O pecado, após entrar no mundo, corrompe todas as coisas, inclusive o exercício do poder. Vemos isso claramente nas consequências e acontecimentos pós-queda. Homem e mulher se tornam envergonhados e temerosos (Gn 3.7-10). Aqueles que exercem alguma função de autoridade sabem como é difícil exercê-la sem a confiança e a segurança para tanto. Além disso, homem e mulher passam a se isentar de responsabilidades (Gn 3.12-13), o oposto exato do que se espera de alguém que precisa exercer poder para o bem dos outros.
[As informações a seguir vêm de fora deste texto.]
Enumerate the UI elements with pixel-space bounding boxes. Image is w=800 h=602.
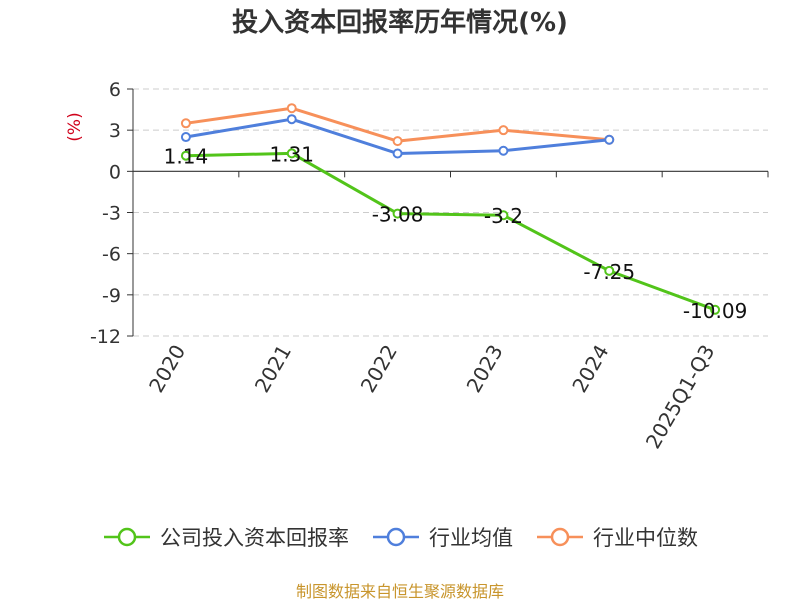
y-tick-label: -12 (90, 326, 121, 348)
data-label: 1.14 (164, 145, 209, 169)
chart-title: 投入资本回报率历年情况(%) (232, 8, 568, 38)
y-tick-label: 0 (109, 161, 121, 183)
data-label: 1.31 (269, 142, 314, 166)
y-axis-label: (%) (65, 112, 85, 141)
grid-lines (133, 88, 768, 337)
y-tick-label: 3 (109, 120, 121, 142)
x-tick-label: 2024 (567, 341, 613, 397)
legend-line-icon (104, 527, 150, 547)
data-labels: 1.14 1.31 -3.08 -3.2 -7.25 -10.09 (164, 142, 748, 322)
data-label: -3.2 (484, 204, 523, 228)
axes: 6 3 0 -3 -6 -9 -12 (%) 2020 2021 2022 2023 2024 2025Q… (65, 79, 769, 453)
legend-line-icon (537, 527, 583, 547)
legend-line-icon (373, 527, 419, 547)
legend: 公司投入资本回报率 行业均值 行业中位数 (0, 520, 800, 554)
data-point (180, 132, 191, 143)
data-point (710, 304, 721, 315)
y-tick-label: 6 (109, 79, 121, 101)
data-point (498, 210, 509, 221)
x-tick-label: 2021 (250, 341, 296, 397)
data-point (392, 148, 403, 159)
x-tick-label: 2022 (356, 341, 402, 397)
data-label: -7.25 (583, 260, 635, 284)
data-point (392, 136, 403, 147)
legend-item[interactable]: 公司投入资本回报率 (102, 522, 349, 552)
data-point (286, 114, 297, 125)
data-point (392, 208, 403, 219)
data-point (604, 265, 615, 276)
legend-label: 行业中位数 (593, 526, 698, 550)
legend-item[interactable]: 行业中位数 (535, 522, 698, 552)
x-tick-label: 2020 (144, 341, 190, 397)
legend-label: 行业均值 (429, 526, 513, 550)
data-point (498, 125, 509, 136)
data-point (498, 145, 509, 156)
x-tick-label: 2025Q1-Q3 (641, 341, 720, 453)
y-tick-label: -6 (102, 244, 121, 266)
data-label: -3.08 (372, 203, 424, 227)
legend-label: 公司投入资本回报率 (160, 526, 349, 550)
data-label: -10.09 (683, 299, 747, 323)
series-line (185, 151, 716, 312)
series-lines (180, 103, 721, 315)
y-tick-label: -3 (102, 203, 121, 225)
data-point (180, 150, 191, 161)
y-tick-label: -9 (102, 285, 121, 307)
data-point (286, 103, 297, 114)
data-point (286, 148, 297, 159)
x-tick-label: 2023 (462, 340, 508, 396)
data-point (180, 118, 191, 129)
source-footer: 制图数据来自恒生聚源数据库 (295, 582, 504, 601)
data-point (604, 134, 615, 145)
legend-item[interactable]: 行业均值 (371, 522, 513, 552)
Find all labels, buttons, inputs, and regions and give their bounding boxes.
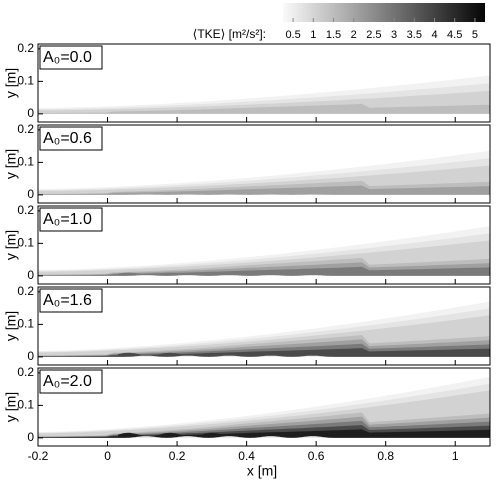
x-tick-label: 0.4: [238, 449, 255, 463]
x-tick-label: -0.2: [28, 449, 49, 463]
x-tick-label: 0.2: [169, 449, 186, 463]
y-tick-label: 0.2: [17, 284, 34, 298]
y-tick-label: 0: [27, 349, 34, 363]
annotation: A₀=0.0: [43, 49, 92, 66]
x-axis-label: x [m]: [247, 463, 277, 479]
panel-frame: [37, 286, 491, 366]
colorbar-tick-label: 4: [431, 29, 437, 41]
wall: [38, 356, 490, 365]
wall: [38, 113, 490, 122]
wall: [38, 437, 490, 446]
annotation: A₀=0.6: [43, 130, 92, 147]
panel-frame: [37, 124, 491, 204]
annotation-box: [39, 288, 103, 313]
y-axis-label: y [m]: [3, 149, 19, 179]
y-tick-label: 0.2: [17, 203, 34, 217]
colorbar-tick-label: 5: [472, 29, 478, 41]
colorbar: [283, 3, 485, 22]
panel-frame: [37, 43, 491, 123]
annotation: A₀=1.0: [43, 211, 92, 228]
y-tick-label: 0.2: [17, 365, 34, 379]
near-wall-band: [117, 272, 351, 276]
colorbar-tick-label: 2.5: [366, 29, 381, 41]
annotation: A₀=1.6: [43, 292, 92, 309]
y-axis-label: y [m]: [3, 68, 19, 98]
colorbar-tick-label: 2: [351, 29, 357, 41]
annotation-box: [39, 126, 103, 151]
wavy-wall: [124, 436, 334, 438]
near-wall-band: [117, 352, 351, 357]
colorbar-label: ⟨TKE⟩ [m²/s²]:: [193, 27, 266, 41]
panel-frame: [37, 205, 491, 285]
panel: 0 0.1 0.2 y [m] A₀=1.6: [3, 284, 491, 366]
colorbar-tick-label: 3.5: [407, 29, 422, 41]
contour-level: [38, 103, 490, 118]
colorbar-tick-label: 4.5: [447, 29, 462, 41]
colorbar-tick-label: 3: [391, 29, 397, 41]
x-tick-label: 1: [452, 449, 459, 463]
y-axis-label: y [m]: [3, 392, 19, 422]
y-axis-label: y [m]: [3, 230, 19, 260]
wavy-wall: [124, 275, 334, 276]
annotation-box: [39, 45, 103, 70]
x-tick-label: 0.6: [308, 449, 325, 463]
near-wall-band: [117, 192, 351, 195]
wavy-wall: [124, 355, 334, 357]
near-wall-band: [117, 432, 351, 438]
panel: 0 0.1 0.2 -0.2 0 0.2 0.4 0.6 0.8 1 y [m] x [m] A₀=2.…: [3, 365, 491, 479]
annotation: A₀=2.0: [43, 373, 92, 390]
contour-field: [38, 150, 490, 203]
y-tick-label: 0: [27, 268, 34, 282]
y-tick-label: 0: [27, 106, 34, 120]
y-tick-label: 0.1: [17, 155, 34, 169]
panel: 0 0.1 0.2 y [m] A₀=1.0: [3, 203, 491, 285]
y-tick-label: 0: [27, 187, 34, 201]
wall: [38, 194, 490, 203]
y-tick-label: 0.1: [17, 236, 34, 250]
colorbar-tick-label: 1: [310, 29, 316, 41]
wall: [38, 275, 490, 284]
y-tick-label: 0: [27, 430, 34, 444]
y-tick-label: 0.2: [17, 41, 34, 55]
contour-field: [38, 301, 490, 365]
x-tick-label: 0.8: [377, 449, 394, 463]
y-tick-label: 0.1: [17, 74, 34, 88]
panel: 0 0.1 0.2 y [m] A₀=0.6: [3, 122, 491, 204]
y-tick-label: 0.1: [17, 317, 34, 331]
contour-field: [38, 376, 490, 446]
contour-field: [38, 226, 490, 284]
panel: 0 0.1 0.2 y [m] A₀=0.0: [3, 41, 491, 123]
colorbar-tick-label: 0.5: [285, 29, 300, 41]
x-tick-label: 0: [104, 449, 111, 463]
annotation-box: [39, 207, 103, 232]
colorbar-tick-label: 1.5: [326, 29, 341, 41]
y-tick-label: 0.1: [17, 398, 34, 412]
panel-frame: [37, 367, 491, 447]
y-tick-label: 0.2: [17, 122, 34, 136]
contour-field: [38, 75, 490, 122]
y-axis-label: y [m]: [3, 311, 19, 341]
annotation-box: [39, 369, 103, 394]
A corrupção do poder fica ainda mais óbvia nas maldições impostas por Deus como resultado do pecado. A inimizade entre a serpente e a mulher (Gn 3.14-15), embora tendo um significado teológico mais profundo, retrata claramente a quebra da harmonia entre regentes e regidos. Os obstáculos à tarefa de cuidar e desenvolver a criação também aparecem na maldição de Deus ao homem (Gn 3.17-19), uma vez que o trabalho (algo que também foi criado bom) passa a ser ingrato. O trabalho de parto da mulher também retrata esse sofrimento, e a maldição a ela é completada com a garantia de que o seu marido passaria a governá-la (Gn 3.16). Todos conhecemos as consequências nefastas desse governo nos dias de hoje.
O episódio da queda, porém, é apenas o começo. As coisas começam a ir de mal a pior a partir daí, refletindo, de um modo de outro, o poder corrompido que se tornou a maldição da humanidade. Logo após Adão e Eva serem expulsos, ocorre o primeiro fratricídio, entre Caim e Abel (Gn 4.1-16). Algumas gerações depois, Lameque compõe e entoa a primeira canção, que, pasmem, é uma ode à violência e à vingança (Gn 4.23-24). A maldade cresceu de tal modo que Deus decidiu por bem mandar o dilúvio como forma de julgamento (Gn 6.1-9.19). Mas isso de nada adiantou, pois o ser humano volta usar o poder de modo pervertido e arrogante, agora na construção de “uma torre cujo topo chegue até os céus”, com o objetivo de tornarem o próprio nome “célebre” e de não serem “espalhados por toda a terra”, numa afronta clara à ordem de Deus de encher a terra (Gn 11.1-9). Desde que o pecado entrou no mundo o poder é usado para o favorecimento dos poucos e favoritos, e não para a promoção do bem para todos.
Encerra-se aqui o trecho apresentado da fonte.